Overall, she has a great demeanor. Her nickname “Miracle Fighter,” she lives up to constantly. She smiles liberally, she loves with her whole heart. She loves to communicate, though her speech continues to also be delayed—she is super expressive.

How has it been adjusting your life to caring for her?

For my wife and I, this is our “normal.” Love Muffin is our first and only child. We know no other way. Something people say, “that must be so hard” or “I can’t even imagine.” We have no other frame of reference.
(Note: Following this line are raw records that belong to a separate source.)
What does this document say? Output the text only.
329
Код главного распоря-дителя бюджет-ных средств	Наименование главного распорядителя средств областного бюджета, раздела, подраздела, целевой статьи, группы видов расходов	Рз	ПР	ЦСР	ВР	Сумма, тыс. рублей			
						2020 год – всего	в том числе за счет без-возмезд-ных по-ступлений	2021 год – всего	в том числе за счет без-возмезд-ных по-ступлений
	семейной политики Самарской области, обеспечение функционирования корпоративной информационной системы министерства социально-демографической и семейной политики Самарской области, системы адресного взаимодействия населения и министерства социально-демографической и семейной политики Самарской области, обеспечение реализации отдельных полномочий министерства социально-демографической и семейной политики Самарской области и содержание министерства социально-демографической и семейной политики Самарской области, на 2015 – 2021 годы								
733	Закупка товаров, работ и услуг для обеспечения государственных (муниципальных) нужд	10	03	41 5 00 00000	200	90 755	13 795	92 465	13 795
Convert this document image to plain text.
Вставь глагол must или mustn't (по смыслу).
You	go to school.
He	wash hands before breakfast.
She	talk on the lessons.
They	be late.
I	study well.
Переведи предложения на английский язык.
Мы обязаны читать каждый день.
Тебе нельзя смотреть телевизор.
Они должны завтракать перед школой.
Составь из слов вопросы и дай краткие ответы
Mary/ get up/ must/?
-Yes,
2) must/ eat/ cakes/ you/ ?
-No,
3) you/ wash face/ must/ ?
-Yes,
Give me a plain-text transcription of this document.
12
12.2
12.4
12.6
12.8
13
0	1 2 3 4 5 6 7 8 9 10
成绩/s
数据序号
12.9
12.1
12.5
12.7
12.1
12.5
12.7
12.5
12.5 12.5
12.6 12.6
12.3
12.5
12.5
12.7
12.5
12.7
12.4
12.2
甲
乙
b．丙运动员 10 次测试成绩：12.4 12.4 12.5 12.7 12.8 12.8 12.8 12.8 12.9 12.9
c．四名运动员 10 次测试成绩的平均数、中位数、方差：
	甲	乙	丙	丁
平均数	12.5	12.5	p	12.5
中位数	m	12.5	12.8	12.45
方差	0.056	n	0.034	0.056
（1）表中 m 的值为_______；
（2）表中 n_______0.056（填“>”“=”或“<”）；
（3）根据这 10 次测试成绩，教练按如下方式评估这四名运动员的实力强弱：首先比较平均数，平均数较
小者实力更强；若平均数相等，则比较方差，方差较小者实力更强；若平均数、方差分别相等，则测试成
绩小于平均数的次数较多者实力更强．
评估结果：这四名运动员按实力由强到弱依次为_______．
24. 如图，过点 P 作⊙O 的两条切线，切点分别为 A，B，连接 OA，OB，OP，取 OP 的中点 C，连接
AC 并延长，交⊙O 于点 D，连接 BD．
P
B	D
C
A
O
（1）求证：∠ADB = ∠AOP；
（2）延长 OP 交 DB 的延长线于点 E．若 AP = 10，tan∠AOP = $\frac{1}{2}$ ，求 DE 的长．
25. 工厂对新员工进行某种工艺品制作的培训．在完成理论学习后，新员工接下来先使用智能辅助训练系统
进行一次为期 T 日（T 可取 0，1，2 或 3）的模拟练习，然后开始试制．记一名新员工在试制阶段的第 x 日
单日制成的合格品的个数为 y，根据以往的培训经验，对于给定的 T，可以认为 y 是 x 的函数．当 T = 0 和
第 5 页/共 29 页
This is our life.

How expensive are her treatments, and what do they entail?

In terms of the expense, I continue to serve as an Activated Marine Reservist in large part because TRICARE insurance covers Love Muffin’s treatments, medications, equipment, and therapies. 

What kind of medical equipment is required at your home for her?

At home, Love Muffin uses a Kangaroo eternal feeding pump to provide her with formula via a gastrostomy tube (G-Tube), which she had installed at 9 months due to a separate medical emergency that caused her to be separated from my wife, breaking her from breastfeeding. However, what’s even more relevant is that Love Muffin’s baseline temperature is elevated due to the hypothermic treatment she received at birth. Particularly when she was very young, she could easily overheat. As a result, for both herself and her pump, we kept the air conditioner (AC) on 24-hours a day, 7 days a week.

How much, if you know, did those add to your power bill?

Of course, our AC bills were high. However, in August of 2017, we received a bill for over $4,000. This was too much, we had to go onto a payment plan. Clearly, this was unsustainable, our savings was rapidly diminishing to nothing. 

What made you look into going solar?

That November we moved into our current home, which came installed with a 6 SunPower solar panel system. It wasn’t enough. This was my opportunity to do something good for both our ecosystem and our family. I moved immediately to install more.